By Ben Apatoff
Why bother reviewing a new album by SLAYER? You'll enjoy it if you liked the last few, and you'll steer clear if you're not a fan already, thereby voiding any effect a number rating could give it. But for those of us who hold Slayer in the highest of high standards–the band that set the benchmark for heavy music, the most dangerous, controversial and consistent band in thrash history, a band that should be able to come up with a better album title than World Painted Blood–it's time to see how this one stacks up against the rest.
If their set lists are any indication, Slayer know their strengths. Thus, the first songs from World Painted Blood released to the public are three of the best. "Psychopathy Red" is an all-out war that could've fit on Reign in Blood and "Hate Worldwide" sounds like it's punching out your speakers individually. The title track and "Beauty Through Order" prove that Slayer sound deadly even outside of their usual jackhammer pace, and every song still carries theat intangible power of Slayer–that force that makes them somehow more intense than every band that's been playing catch-up to "Angel of Death" since the '80s. TOM ARAYA is still a formidable spokesman, making lyrics like "It's all about the motherfucking oil" sound like war cries. The solos are still shrieked out in ideal Slayer fashion, and DAVE LOMBARDO turns in some of his most mayhemic drummer ever. He's so compatible with JEFF HANNEMAN and KERRY KING that it's easy to forget how many mortal bands he'd overwhelm.

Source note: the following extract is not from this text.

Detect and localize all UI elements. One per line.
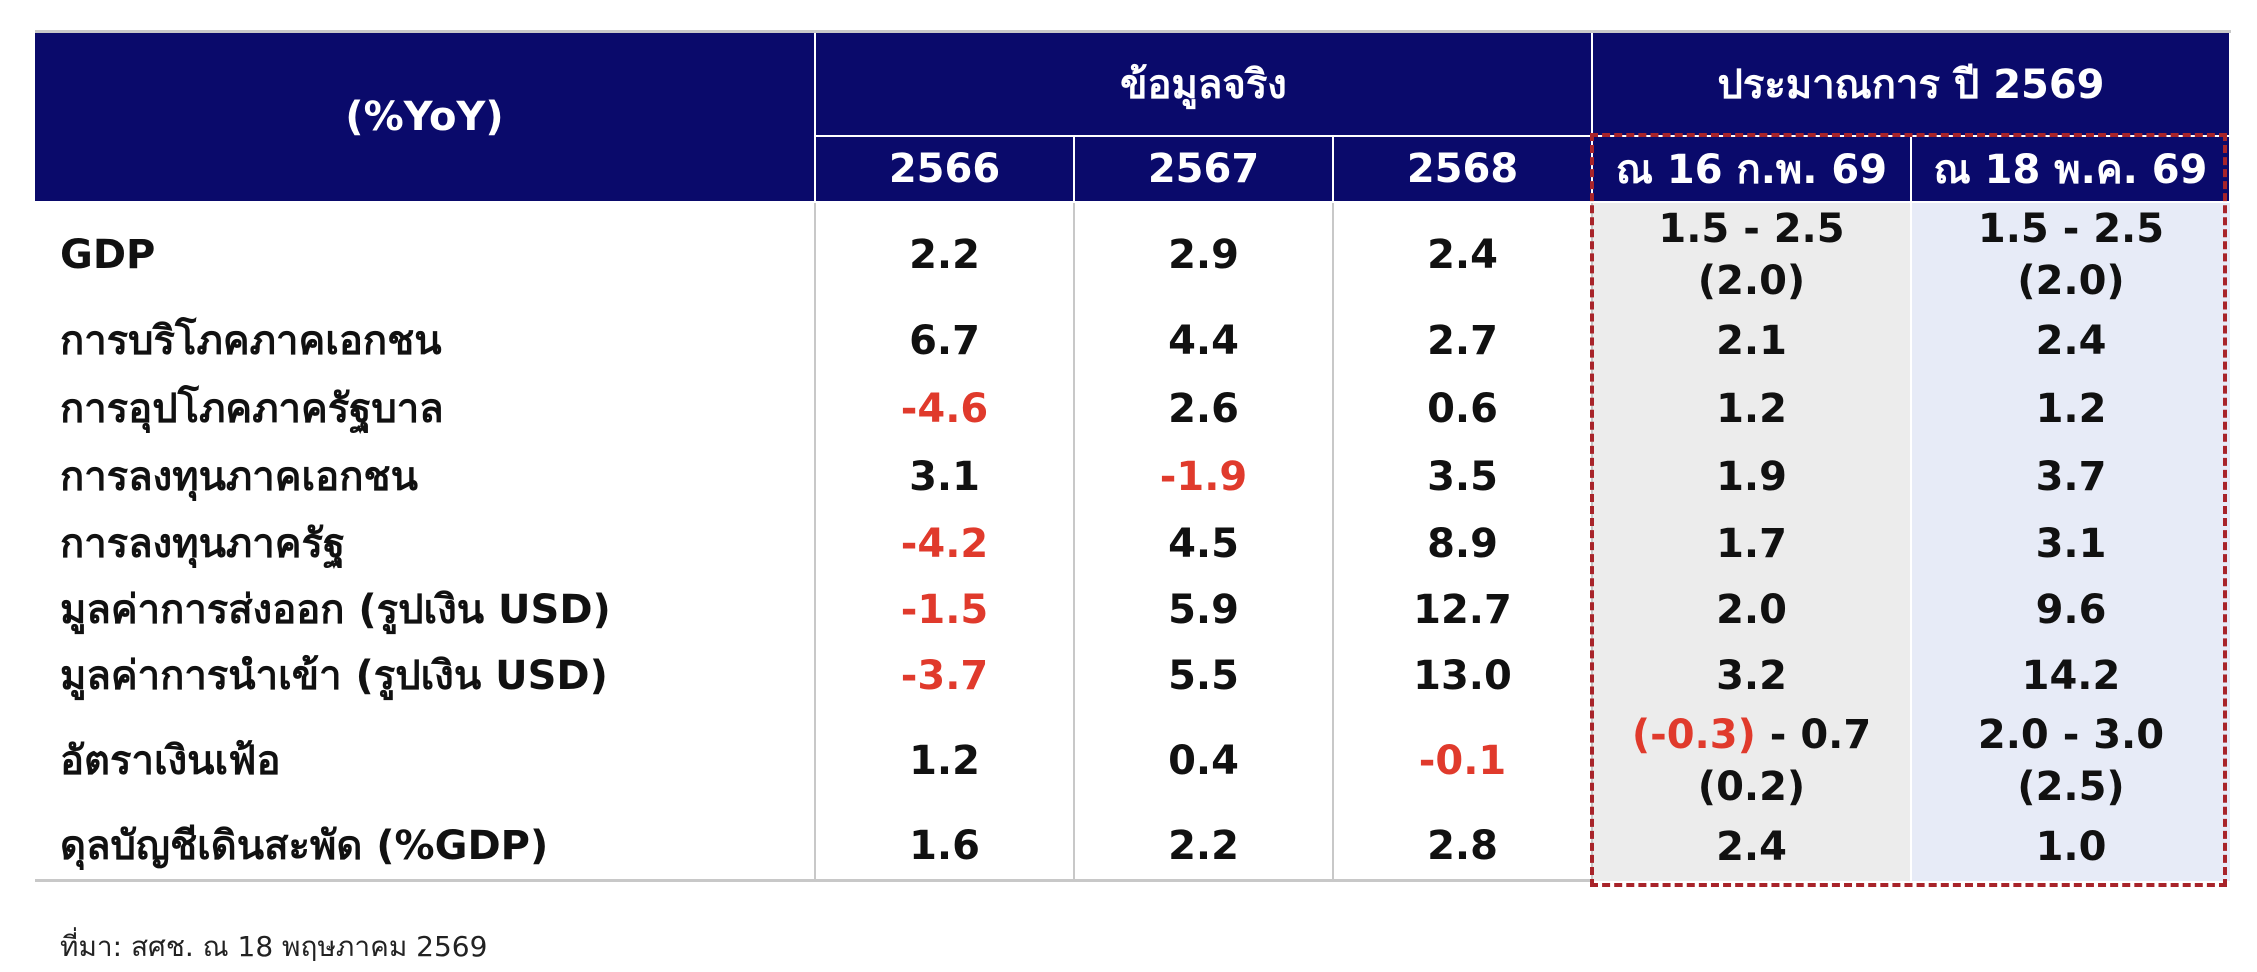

World Painted Blood is not, as is being proclaimed by everyone who's forgotten God Hates Us All, Slayer's best album since Seasons in the Abyss. Songs like "Public Display of Dismemberment" and "Snuff" sound like Kerry King ranting for the sake of being Slayer, and mixers/producers Greg Fidelman and Rick Rubin do the same careless job they did on Death Magnetic. But World Painted Blood confirms that Slayer is a once-in-a-lifetime band, and that the prospect of hearing "Psychopathy Red" and "Unit 731" live is going to be too great to miss out on.